In December of 1833, Thomas W. Sunman the son of John Sunman, Sr.wrote to his brother John in Cincinnati, "I hear there is more Dutch in these parts, tho' some that are here are already discouraged having spent his money in land, has no friends or any thing to live on."In January of 1837, Mr. Sunman wrote that he was buying land at sales in competition with German immigrants.
Many of the German settlers of the 30s also came from Baden in southern Germany and from Alsace, then in western France. Others came from Bavaria Palatinate (or Rhein Pfalz), Hesse Darmstadt, Wuerttemberg, and Switzerland. Once again the crops in the grape-growing regions of southern Germany had failed. The years 1830 and 1831 were also marked by cholera, political upheaval and turmoil throughout Europe.
The southern German immigrants were mostly small farmers whose lands had been divided and subdivided through divisible inheritances. They were people who had some possessions,but they were afraid of losing what little they had.
This time, once the immigration began, it did not stop.

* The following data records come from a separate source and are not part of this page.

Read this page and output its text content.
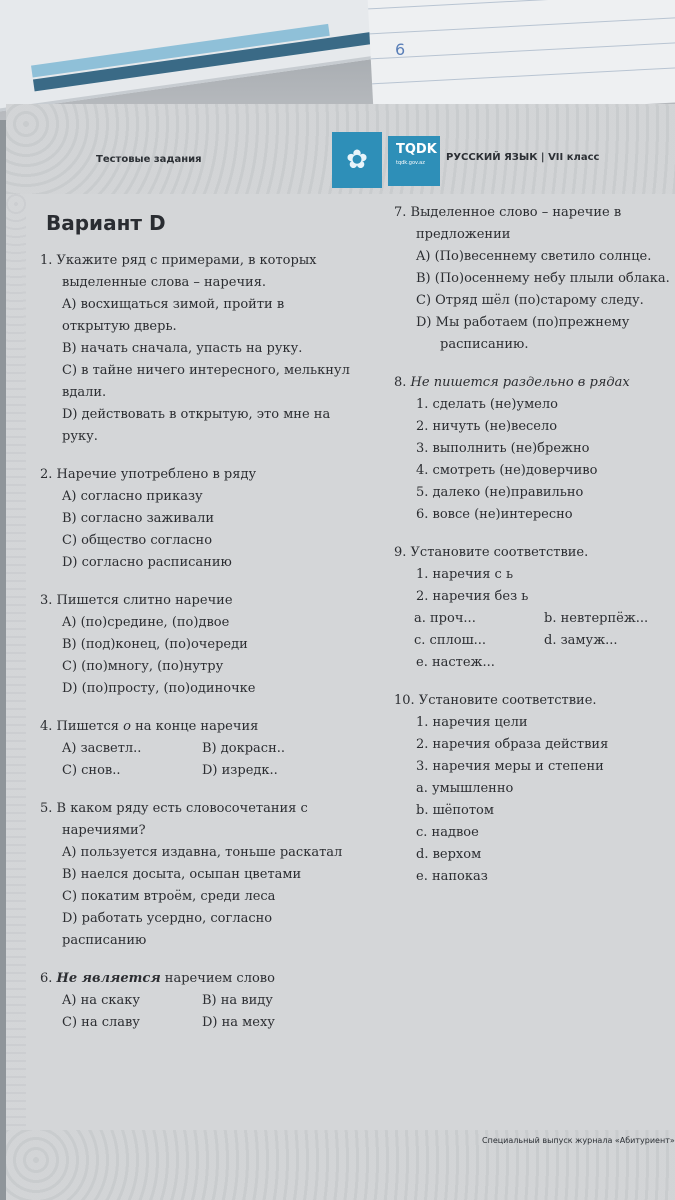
6
Тестовые задания	✿ TQDK
tqdk.gov.az РУССКИЙ ЯЗЫК | VII класс
Вариант D
1. Укажите ряд с примерами, в которых
выделенные слова – наречия.
A) восхищаться зимой, пройти в
открытую дверь.
B) начать сначала, упасть на руку.
C) в тайне ничего интересного, мелькнул
вдали.
D) действовать в открытую, это мне на
руку.
2. Наречие употреблено в ряду
A) согласно приказу
B) согласно заживали
C) общество согласно
D) согласно расписанию
3. Пишется слитно наречие
A) (по)средине, (по)двое
B) (под)конец, (по)очереди
C) (по)многу, (по)нутру
D) (по)просту, (по)одиночке
4. Пишется о на конце наречия
A) засветл..	B) докрасн..
C) снов..	D) изредк..
5. В каком ряду есть словосочетания с
наречиями?
A) пользуется издавна, тоньше раскатал
B) наелся досыта, осыпан цветами
C) покатим втроём, среди леса
D) работать усердно, согласно
расписанию
6. Не является наречием слово
A) на скаку	B) на виду
C) на славу	D) на меху
7. Выделенное слово – наречие в
предложении
A) (По)весеннему светило солнце.
B) (По)осеннему небу плыли облака.
C) Отряд шёл (по)старому следу.
D) Мы работаем (по)прежнему
расписанию.
8. Не пишется раздельно в рядах
1. сделать (не)умело
2. ничуть (не)весело
3. выполнить (не)брежно
4. смотреть (не)доверчиво
5. далеко (не)правильно
6. вовсе (не)интересно
9. Установите соответствие.
1. наречия с ь
2. наречия без ь
a. проч...	b. невтерпёж...
c. сплош...	d. замуж...
e. настеж...
10. Установите соответствие.
1. наречия цели
2. наречия образа действия
3. наречия меры и степени
a. умышленно
b. шёпотом
c. надвое
d. верхом
e. напоказ
Специальный выпуск журнала «Абитуриент»
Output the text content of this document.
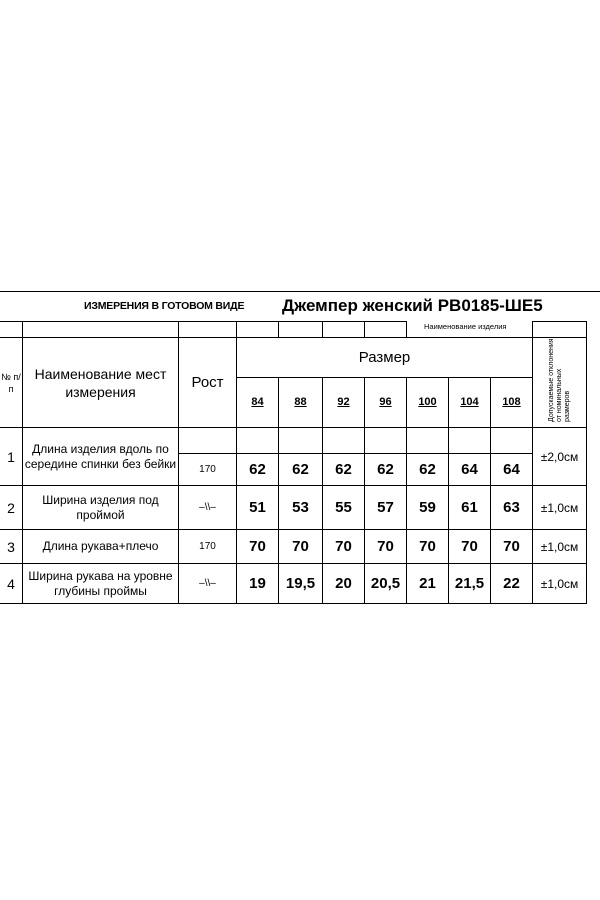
ИЗМЕРЕНИЯ В ГОТОВОМ ВИДЕ Джемпер женский РВ0185-ШЕ5
Наименование изделия

№ п/п	Наименование мест измерения	Рост	Размер							Допускаемые отклонения от номинальных размеров
			84	88	92	96	100	104	108	
1	Длина изделия вдоль по середине спинки без бейки									±2,0см
		170	62	62	62	62	62	64	64	
2	Ширина изделия под проймой	–\\–	51	53	55	57	59	61	63	±1,0см
3	Длина рукава+плечо	170	70	70	70	70	70	70	70	±1,0см
4	Ширина рукава на уровне глубины проймы	–\\–	19	19,5	20	20,5	21	21,5	22	±1,0см
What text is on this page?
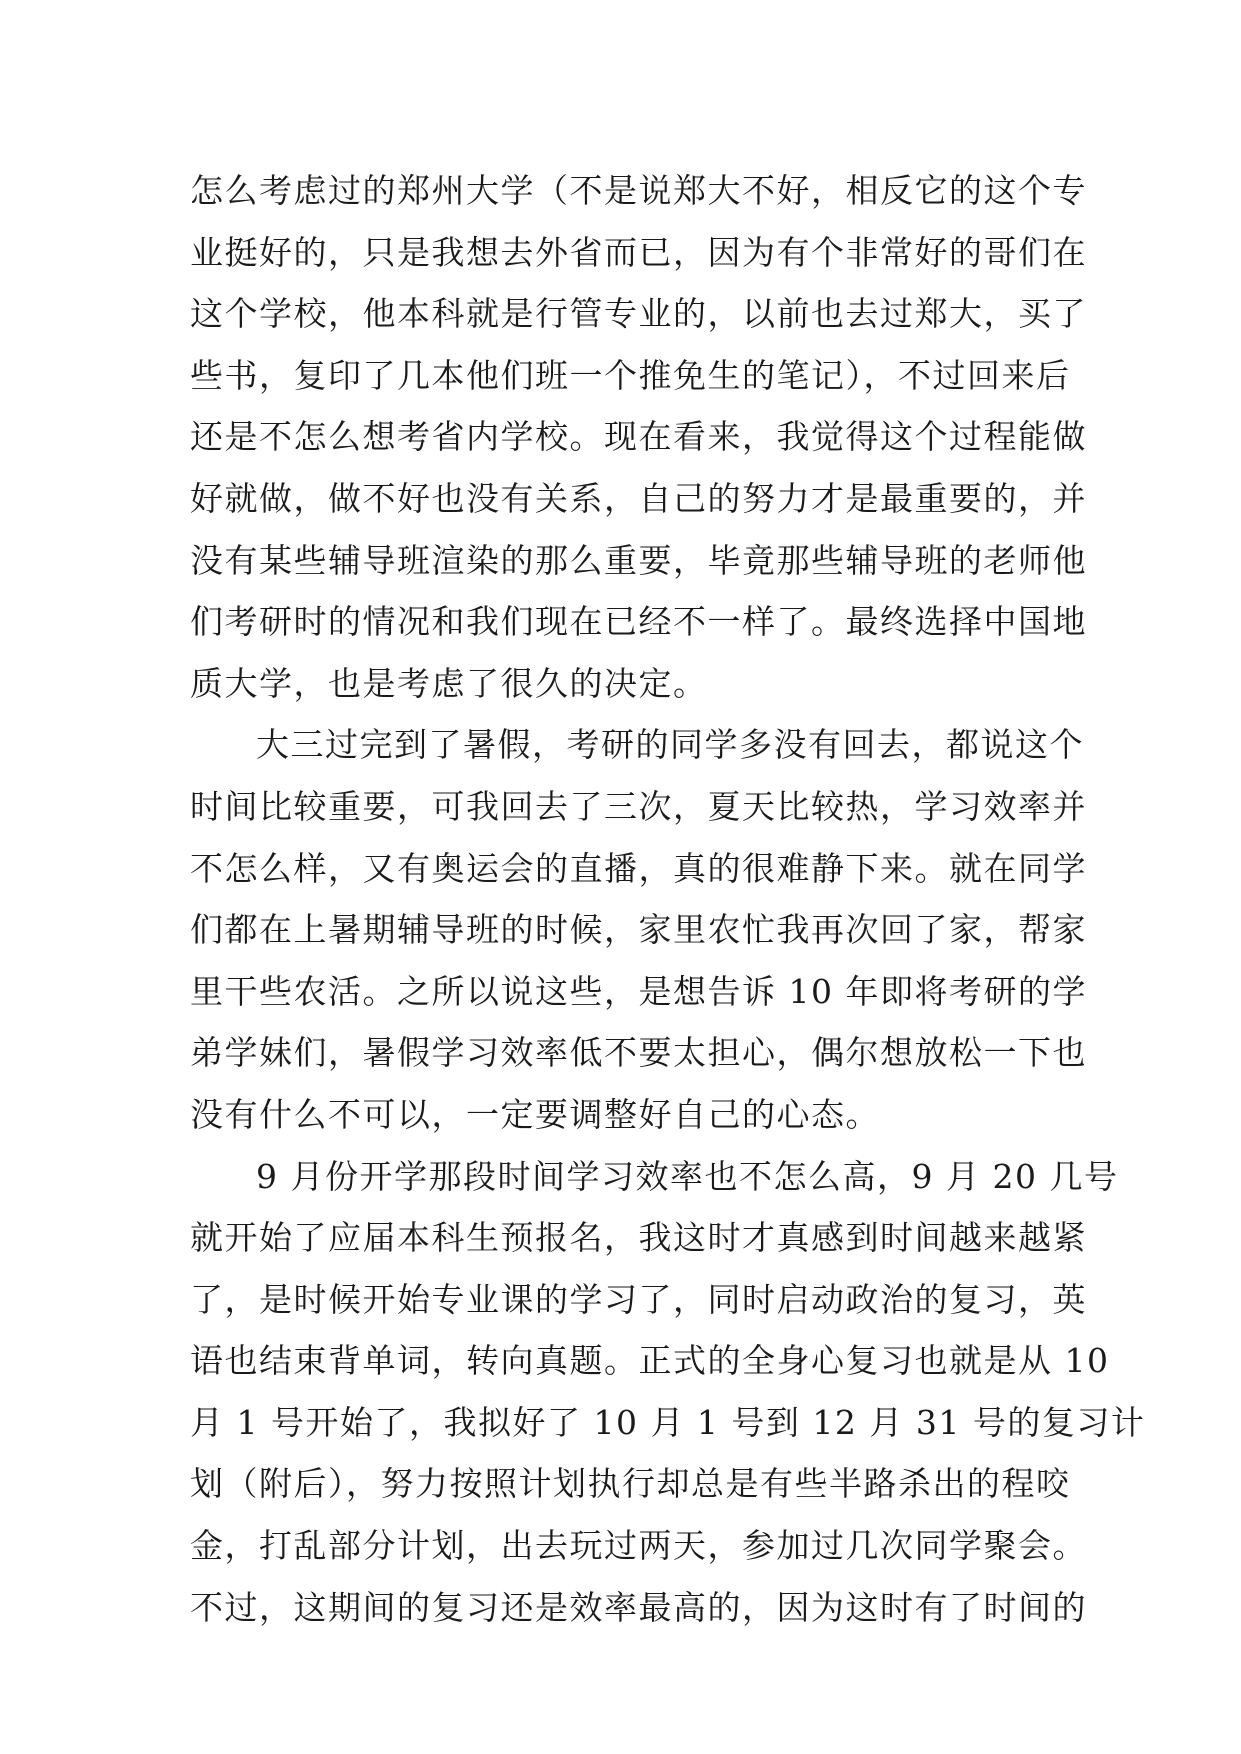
怎么考虑过的郑州大学（不是说郑大不好，相反它的这个专
业挺好的，只是我想去外省而已，因为有个非常好的哥们在
这个学校，他本科就是行管专业的，以前也去过郑大，买了
些书，复印了几本他们班一个推免生的笔记），不过回来后
还是不怎么想考省内学校。现在看来，我觉得这个过程能做
好就做，做不好也没有关系，自己的努力才是最重要的，并
没有某些辅导班渲染的那么重要，毕竟那些辅导班的老师他
们考研时的情况和我们现在已经不一样了。最终选择中国地
质大学，也是考虑了很久的决定。
大三过完到了暑假，考研的同学多没有回去，都说这个
时间比较重要，可我回去了三次，夏天比较热，学习效率并
不怎么样，又有奥运会的直播，真的很难静下来。就在同学
们都在上暑期辅导班的时候，家里农忙我再次回了家，帮家
里干些农活。之所以说这些，是想告诉 10 年即将考研的学
弟学妹们，暑假学习效率低不要太担心，偶尔想放松一下也
没有什么不可以，一定要调整好自己的心态。
9 月份开学那段时间学习效率也不怎么高，9 月 20 几号
就开始了应届本科生预报名，我这时才真感到时间越来越紧
了，是时候开始专业课的学习了，同时启动政治的复习，英
语也结束背单词，转向真题。正式的全身心复习也就是从 10
月 1 号开始了，我拟好了 10 月 1 号到 12 月 31 号的复习计
划（附后），努力按照计划执行却总是有些半路杀出的程咬
金，打乱部分计划，出去玩过两天，参加过几次同学聚会。
不过，这期间的复习还是效率最高的，因为这时有了时间的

The successful immigrants wrote home in the words of German poet Goethe, "Amerika du hast es besser!" These immgrants to the southeastern Indiana from southern Germany were primarily, but not exclusively, Catholics.
A small community of Catholics from Grosswallstadt in northwestern Bavaria (between Frankfurt and Wuerzburg) settled around St. Peter in 1833. German Settlement from Alsace occured around Yorkville where Mass was first celebrated in 1833, around New Alsace where a Catholic Church was established in 1833, and around Hubbles Corner where a Lutheran Church was also established in the year 1833.